Su otra encrucijada era más complicada de resolver, pensó mientras daba con una chaqueta y se la echaba sobre los hombros. Durante los últimos diez días, de vez en cuando, Kristi había visto de reojo a Ariel O'Toole, la amiga de Lucretia. Una vez en la librería, otra en el centro de estudiantes, una tercera vez junto a la casa Wagner; y todas y cada una de las veces que Kristi había visto a la chica, Ariel estaba pálida, descolorida, con la piel del color de la ceniza.
¿Estaba enferma?
¿O a punto de tener un accidente?
¿O todo era producto de la imaginación de Kristi?

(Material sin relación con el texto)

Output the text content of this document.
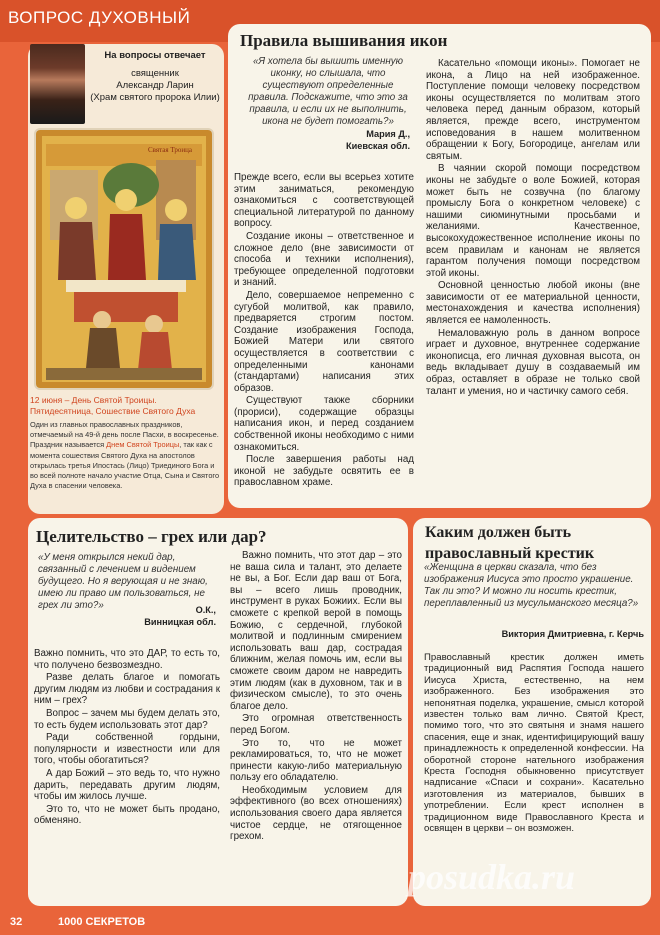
ВОПРОС ДУХОВНЫЙ
На вопросы отвечает
священник
Александр Ларин
(Храм святого пророка Илии)
Святая Троица
12 июня – День Святой Троицы. Пятидесятница, Сошествие Святого Духа
Один из главных православных праздников, отмечаемый на 49-й день после Пасхи, в воскресенье. Праздник называется Днем Святой Троицы, так как с момента сошествия Святого Духа на апостолов открылась третья Ипостась (Лицо) Триединого Бога и во всей полноте начало участие Отца, Сына и Святого Духа в спасении человека.
Правила вышивания икон
«Я хотела бы вышить именную иконку, но слышала, что существуют определенные правила. Подскажите, что это за правила, и если их не выполнить, икона не будет помогать?»
Мария Д.,
Киевская обл.

Прежде всего, если вы всерьез хотите этим заниматься, рекомендую ознакомиться с соответствующей специальной литературой по данному вопросу.

Создание иконы – ответственное и сложное дело (вне зависимости от способа и техники исполнения), требующее определенной подготовки и знаний.

Дело, совершаемое непременно с сугубой молитвой, как правило, предваряется строгим постом. Создание изображения Господа, Божией Матери или святого осуществляется в соответствии с определенными канонами (стандартами) написания этих образов.

Существуют также сборники (прориси), содержащие образцы написания икон, и перед созданием собственной иконы необходимо с ними ознакомиться.

После завершения работы над иконой не забудьте освятить ее в православном храме.

Касательно «помощи иконы». Помогает не икона, а Лицо на ней изображенное. Поступление помощи человеку посредством иконы осуществляется по молитвам этого человека перед данным образом, который является, прежде всего, инструментом исповедования в нашем молитвенном обращении к Богу, Богородице, ангелам или святым.

В чаянии скорой помощи посредством иконы не забудьте о воле Божией, которая может быть не созвучна (по благому промыслу Бога о конкретном человеке) с нашими сиюминутными просьбами и желаниями. Качественное, высокохудожественное исполнение иконы по всем правилам и канонам не является гарантом получения помощи посредством этой иконы.

Основной ценностью любой иконы (вне зависимости от ее материальной ценности, местонахождения и качества исполнения) является ее намоленность.

Немаловажную роль в данном вопросе играет и духовное, внутреннее содержание иконописца, его личная духовная высота, он ведь вкладывает душу в создаваемый им образ, оставляет в образе не только свой талант и умения, но и частичку самого себя.

Целительство – грех или дар?
«У меня открылся некий дар, связанный с лечением и видением будущего. Но я верующая и не знаю, имею ли право им пользоваться, не грех ли это?»	О.К.,
Винницкая обл.

Важно помнить, что это ДАР, то есть то, что получено безвозмездно.

Разве делать благое и помогать другим людям из любви и сострадания к ним – грех?

Вопрос – зачем мы будем делать это, то есть будем использовать этот дар?

Ради собственной гордыни, популярности и известности или для того, чтобы обогатиться?

А дар Божий – это ведь то, что нужно дарить, передавать другим людям, чтобы им жилось лучше.

Это то, что не может быть продано, обменяно.

Важно помнить, что этот дар – это не ваша сила и талант, это делаете не вы, а Бог. Если дар ваш от Бога, вы – всего лишь проводник, инструмент в руках Божиих. Если вы сможете с крепкой верой в помощь Божию, с сердечной, глубокой молитвой и подлинным смирением использовать ваш дар, сострадая ближним, желая помочь им, если вы сможете своим даром не навредить этим людям (как в духовном, так и в физическом смысле), то это очень благое дело.

Это огромная ответственность перед Богом.

Это то, что не может рекламироваться, то, что не может принести какую-либо материальную пользу его обладателю.

Необходимым условием для эффективного (во всех отношениях) использования своего дара является чистое сердце, не отягощенное грехом.

Каким должен быть православный крестик
«Женщина в церкви сказала, что без изображения Иисуса это просто украшение. Так ли это? И можно ли носить крестик, переплавленный из мусульманского месяца?»
Виктория Дмитриевна, г. Керчь

Православный крестик должен иметь традиционный вид Распятия Господа нашего Иисуса Христа, естественно, на нем изображенного. Без изображения это непонятная поделка, украшение, смысл которой известен только вам лично. Святой Крест, помимо того, что это святыня и знамя нашего спасения, еще и знак, идентифицирующий вашу принадлежность к определенной конфессии. На оборотной стороне нательного изображения Креста Господня обыкновенно присутствует надписание «Спаси и сохрани». Касательно изготовления из материалов, бывших в употреблении. Если крест исполнен в традиционном виде Православного Креста и освящен в церкви – он возможен.

posudka.ru
32	1000 СЕКРЕТОВ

Nadie más parecía darse cuenta. ¿Podía ser que la apariencia de Ariel no existiera más que en su cabeza? ¿Exactamente igual que la muerte que estaba segura de haber visto en los rasgos de su padre una y otra vez? ¿Debería acudir a Ariel? ¿Hablar con ella? ¿Mencionárselo a Lucretia?
Frunció el ceño ante semejante idea mientras introducía el teléfono en su bolso. Si le hablase a alguien de su recién descubierta habilidad para predecir la muerte de una persona, la tomarían por una chiflada. ¿Acaso tenía alguna prueba de ese don? Bueno, una muy pequeña. Una mujer a quien había visto en un autobús y que se volvió gris delante de sus ojos había muerto una semana más tarde. Pero entonces, según el obituario cuando Kristi lo comprobó, tenía noventa y cuatro años.